Dearest Readers,

Today I am going to do a play reading at a Seniors’ Residence in Westmount, the chi-chi Anglophone section of Montreal. The reading is part of a program sponsored by the Playwrights Guild of Canada and the Canada Council for the Arts, which allows community audiences access to playwrights and their work and provides the playwright with a decent honorarium. It’s a great gig.

This particular venue is a place I hold very dear to my heart because I used to work there. Each week on a Monday night I would spend an hour with the residents reading a play. Actually, they would read the play and I would facilitate. As in, “Mildred, would you read Juliet? And Harold, would you now read Romeo?”

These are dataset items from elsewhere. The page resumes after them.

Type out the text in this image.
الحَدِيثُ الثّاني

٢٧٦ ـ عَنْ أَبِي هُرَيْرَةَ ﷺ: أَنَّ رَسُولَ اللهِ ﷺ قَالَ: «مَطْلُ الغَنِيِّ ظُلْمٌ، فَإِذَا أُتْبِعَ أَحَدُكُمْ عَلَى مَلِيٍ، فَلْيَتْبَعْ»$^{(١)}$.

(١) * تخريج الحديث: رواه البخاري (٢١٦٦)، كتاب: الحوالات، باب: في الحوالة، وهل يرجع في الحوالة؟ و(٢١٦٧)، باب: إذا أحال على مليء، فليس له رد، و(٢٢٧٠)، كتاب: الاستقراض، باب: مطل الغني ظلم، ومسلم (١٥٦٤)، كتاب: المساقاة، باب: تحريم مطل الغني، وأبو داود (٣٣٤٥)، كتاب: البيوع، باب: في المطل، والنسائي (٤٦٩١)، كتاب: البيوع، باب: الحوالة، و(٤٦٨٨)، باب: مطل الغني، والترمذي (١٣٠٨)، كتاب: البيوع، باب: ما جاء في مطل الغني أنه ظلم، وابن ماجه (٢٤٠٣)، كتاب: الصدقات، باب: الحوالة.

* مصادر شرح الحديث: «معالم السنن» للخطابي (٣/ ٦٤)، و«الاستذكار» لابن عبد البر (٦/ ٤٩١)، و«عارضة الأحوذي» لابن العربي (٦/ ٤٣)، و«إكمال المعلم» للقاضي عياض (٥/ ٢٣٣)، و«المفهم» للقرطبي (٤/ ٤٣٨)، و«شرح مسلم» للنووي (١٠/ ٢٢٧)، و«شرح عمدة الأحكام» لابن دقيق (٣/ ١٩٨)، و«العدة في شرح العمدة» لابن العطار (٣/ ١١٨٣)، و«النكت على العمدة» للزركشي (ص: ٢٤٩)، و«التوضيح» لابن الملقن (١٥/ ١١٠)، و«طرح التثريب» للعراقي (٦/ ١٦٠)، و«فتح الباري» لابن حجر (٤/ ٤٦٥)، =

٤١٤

It was a joy to listen to these elders read characters from Shakespeare to Tennessee Williams. I kept the position for over 2 years and it opened the door to another job I landed at a nursing home. For awhile I thought I might give up life in the theatre to serve the elderly. I was good at it and found it very fulfilling. Then I got a gig at Stratford. That changed everything.

This morning, as I was trying to choose what to read to the residents I was struck (not for the first time — I’ve had to select excerpts before for a similar gig) by the challenging nature of my work. I write about characters who have experienced trauma and are in the process of finding the Way Out. Maybe not the best subject matter for afternoon tea with the old folks.

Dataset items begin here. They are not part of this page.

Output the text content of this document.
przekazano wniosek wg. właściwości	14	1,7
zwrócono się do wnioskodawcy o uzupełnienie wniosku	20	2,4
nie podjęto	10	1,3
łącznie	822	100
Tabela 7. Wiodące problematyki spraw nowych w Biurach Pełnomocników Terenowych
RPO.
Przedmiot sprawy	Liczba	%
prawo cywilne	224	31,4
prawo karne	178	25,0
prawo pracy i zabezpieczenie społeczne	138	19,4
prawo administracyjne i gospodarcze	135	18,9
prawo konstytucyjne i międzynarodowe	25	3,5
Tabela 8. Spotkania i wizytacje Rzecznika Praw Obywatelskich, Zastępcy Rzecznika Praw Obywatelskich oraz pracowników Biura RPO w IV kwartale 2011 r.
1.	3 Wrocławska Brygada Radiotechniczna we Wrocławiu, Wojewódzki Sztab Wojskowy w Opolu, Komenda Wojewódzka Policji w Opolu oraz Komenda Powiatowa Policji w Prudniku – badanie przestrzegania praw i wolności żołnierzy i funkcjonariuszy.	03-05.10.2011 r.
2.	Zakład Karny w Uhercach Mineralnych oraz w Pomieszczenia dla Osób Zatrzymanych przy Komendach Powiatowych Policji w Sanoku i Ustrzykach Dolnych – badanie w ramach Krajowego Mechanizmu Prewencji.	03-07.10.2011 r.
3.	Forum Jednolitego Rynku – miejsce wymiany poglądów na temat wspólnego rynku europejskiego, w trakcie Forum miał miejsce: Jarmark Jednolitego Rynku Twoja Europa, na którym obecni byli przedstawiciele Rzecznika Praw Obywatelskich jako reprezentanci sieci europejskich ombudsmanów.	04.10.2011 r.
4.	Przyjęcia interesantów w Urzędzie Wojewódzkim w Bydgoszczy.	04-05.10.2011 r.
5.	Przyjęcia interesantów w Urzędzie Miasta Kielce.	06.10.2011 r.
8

And yet “old folks” have lived a long time. They’ve seen a lot of things. My brain says, “Oh no, this will shock them,” but am I not underestimating their experience? At the same time I would like them to enjoy themselves. I don’t want the experience to be too dark. So the passages I ended up choosing are both (somewhat) challenging and uplifting.

What I remember most about spending time with the elderly is that they have a lot to teach me. I may be going in there to give them a reading but I’m pretty convinced I’m going to come out of there with a learning.

Inspiring Message of the Day: When I look at an old person do I see the whole life or do I simply see the “old”? Today I will stay open to learning something from an elder.